The term faux covers a wide array of applications, from simple decorative paint tricks to those that allow one surface material to masquerade as another. And even though they’re done by hand, you don’t have to be a modern-day Michelangelo to create a unique, satisfying result. A little preparation, practice and smart shopping will easily get you on your way to a stylish room transformation.
Know your faux
The first decision you’ll need to make is exactly what look you want to achieve with your faux finish. Different applications will create different moods in a space, whether they appear on one wall or all.
A faux finish can also serve as either a strong contrast or subtle complement to existing furnishings and decorative focal points, so researching your options is a critical first move.
Here are the general faux finishing application categories to consider.
- Glazing.
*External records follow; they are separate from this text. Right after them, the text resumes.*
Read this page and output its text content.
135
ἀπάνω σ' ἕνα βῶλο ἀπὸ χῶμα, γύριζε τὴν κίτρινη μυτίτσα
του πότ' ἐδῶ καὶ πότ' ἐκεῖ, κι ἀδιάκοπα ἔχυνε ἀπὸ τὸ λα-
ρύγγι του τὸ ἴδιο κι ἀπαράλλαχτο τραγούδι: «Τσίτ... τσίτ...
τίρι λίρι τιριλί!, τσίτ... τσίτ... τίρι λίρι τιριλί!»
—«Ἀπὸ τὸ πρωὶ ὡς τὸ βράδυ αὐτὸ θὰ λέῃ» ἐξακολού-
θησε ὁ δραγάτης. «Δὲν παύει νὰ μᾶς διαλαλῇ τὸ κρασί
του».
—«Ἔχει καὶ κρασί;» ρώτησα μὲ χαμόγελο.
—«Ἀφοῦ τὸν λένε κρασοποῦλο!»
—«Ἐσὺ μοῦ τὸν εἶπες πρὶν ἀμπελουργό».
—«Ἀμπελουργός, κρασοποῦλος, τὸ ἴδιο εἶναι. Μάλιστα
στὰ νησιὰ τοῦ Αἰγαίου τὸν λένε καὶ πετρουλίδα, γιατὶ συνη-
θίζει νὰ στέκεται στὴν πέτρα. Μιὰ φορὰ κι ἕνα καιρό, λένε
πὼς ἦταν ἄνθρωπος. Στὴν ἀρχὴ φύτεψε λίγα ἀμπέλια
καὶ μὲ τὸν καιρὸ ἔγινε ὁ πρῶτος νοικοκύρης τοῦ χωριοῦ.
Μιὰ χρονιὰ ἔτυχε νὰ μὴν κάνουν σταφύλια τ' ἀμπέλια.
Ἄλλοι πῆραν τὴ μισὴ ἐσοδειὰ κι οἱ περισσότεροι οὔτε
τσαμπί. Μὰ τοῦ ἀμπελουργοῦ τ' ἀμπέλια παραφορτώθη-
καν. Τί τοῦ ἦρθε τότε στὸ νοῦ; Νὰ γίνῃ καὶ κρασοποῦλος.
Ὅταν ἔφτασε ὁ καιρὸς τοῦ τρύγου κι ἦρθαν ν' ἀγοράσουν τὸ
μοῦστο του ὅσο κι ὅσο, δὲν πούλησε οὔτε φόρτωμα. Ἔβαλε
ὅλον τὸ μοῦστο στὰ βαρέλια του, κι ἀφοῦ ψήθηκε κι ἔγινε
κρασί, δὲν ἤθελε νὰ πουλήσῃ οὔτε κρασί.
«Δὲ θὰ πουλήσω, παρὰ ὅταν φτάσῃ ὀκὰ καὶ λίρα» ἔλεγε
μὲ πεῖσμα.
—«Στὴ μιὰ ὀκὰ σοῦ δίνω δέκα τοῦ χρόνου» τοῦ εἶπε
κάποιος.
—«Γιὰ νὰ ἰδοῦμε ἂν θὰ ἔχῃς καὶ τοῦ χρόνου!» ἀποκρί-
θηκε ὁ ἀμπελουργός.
Glazing involves applying one color over another to achieve a layered, dimensional effect. It can be done in either an additive manner, with one paint applied over a dry base coat, or in a subtractive manner, where that second paint is applied over the base and then mostly removed with a rag, sponge or brush while wet to achieve the desired effect. Standard glazing techniques include sponging, where color is applied with a water-dampened natural sponge; ragging, which creates a different look with similar action using a cloth rag applicator; frottage, which employs squares of plastic pressed into wet paint to create a leather-like look; colorwashing, for a semi-translucent finish; and dragging, where a dry brush is dragged down the vertical length of a wall to create a fabric-like texture.
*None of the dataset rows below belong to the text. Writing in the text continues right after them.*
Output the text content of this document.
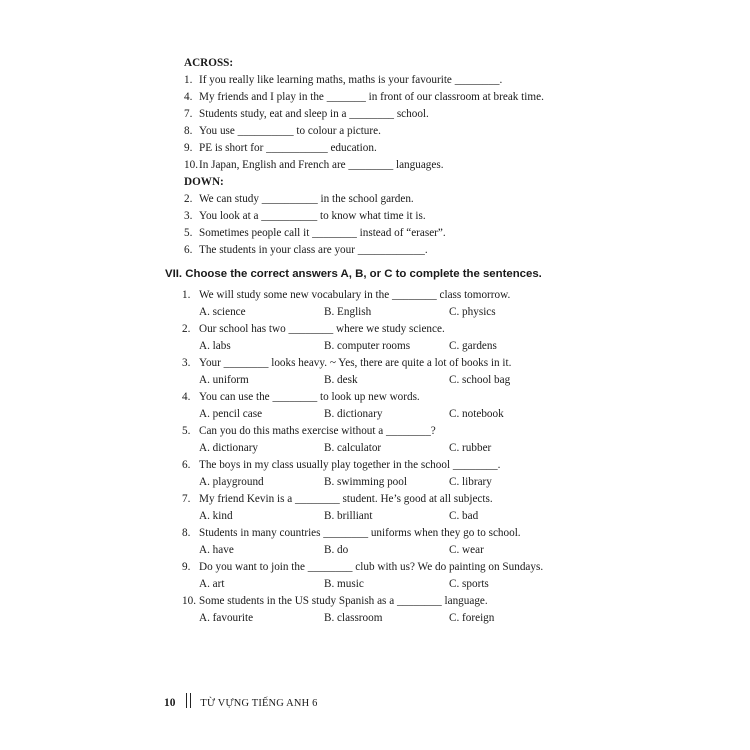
ACROSS:
1. If you really like learning maths, maths is your favourite ________.
4. My friends and I play in the _______ in front of our classroom at break time.
7. Students study, eat and sleep in a ________ school.
8. You use __________ to colour a picture.
9. PE is short for ___________ education.
10.In Japan, English and French are ________ languages.
DOWN:
2. We can study __________ in the school garden.
3. You look at a __________ to know what time it is.
5. Sometimes people call it ________ instead of “eraser”.
6. The students in your class are your ____________.
VII. Choose the correct answers A, B, or C to complete the sentences.
1. We will study some new vocabulary in the ________ class tomorrow.
A. science	B. English	C. physics
2. Our school has two ________ where we study science.
A. labs	B. computer rooms	C. gardens
3. Your ________ looks heavy. ~ Yes, there are quite a lot of books in it.
A. uniform	B. desk	C. school bag
4. You can use the ________ to look up new words.
A. pencil case	B. dictionary	C. notebook
5. Can you do this maths exercise without a ________?
A. dictionary	B. calculator	C. rubber
6. The boys in my class usually play together in the school ________.
A. playground	B. swimming pool	C. library
7. My friend Kevin is a ________ student. He’s good at all subjects.
A. kind	B. brilliant	C. bad
8. Students in many countries ________ uniforms when they go to school.
A. have	B. do	C. wear
9. Do you want to join the ________ club with us? We do painting on Sundays.
A. art	B. music	C. sports
10. Some students in the US study Spanish as a ________ language.
A. favourite	B. classroom	C. foreign
10 TỪ VỰNG TIẾNG ANH 6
- Plastering. Specially made paint products can provide the three-dimensional, old-world look of plaster in a modern drywalled space. All that’s required for this faux finish technique is application of a few coats using a trowel-style tool, with the option of finishing with a topcoat of additional color.
- Natural textures. You can also achieve the look of stone or sanded adobe with faux finish treatments that combine wall finishes with textural additives for a quick transformation. Simply roll them on over a prepped and primed surface to create natural warmth and a substantial feel.
- Crackle. Often used as an accent, a crackle effect provides instant patina and an antique look to surfaces. To achieve years of age in minutes, the crackle treatment is applied between a base coat of color and a flat top coat, causing the top coat to randomly crack away and reveal the color underneath.
- Metallics and pearlescents. Specially formulated finishes can lend luminosity to otherwise flat surfaces. Brush on antiqued highlights or a contemporary allover finish to add unexpected opulence.
Color selection also has an impact on the results of your faux finishing endeavors. Consider contrasts and color strength when selecting the ingredients of your effect, especially when it comes to glazing techniques, where the last color applied will typically be the most dominant.
Spend time reviewing the options at your local paint retailer’s design center, where you’ll find plenty of color samplers, step-by-step technique guides, and finishes and tools made especially for those who faux.
And just as you would with a standard interior paint job, do a test before you invest: apply your paint colors and finish technique to a piece of scrap board and audition the test panel in the room for a day or two to view the impact of changing lighting conditions.
Shop and prep
Once you’ve tested and selected your faux finish approach, gear up with all you’ll need to achieve the effect easily and beautifully. That includes proper preparation of the surface, of course, so don’t discount the need to repair, sand and prime walls just because you’re covering them with a cleverly painted disguise.
Glamorous sheens will appear more effortless and textured effects more natural when they’re applied to a well-prepped surface, giving you a result you’ll enjoy long after the brushing, sponging and troweling of faux finishing are over.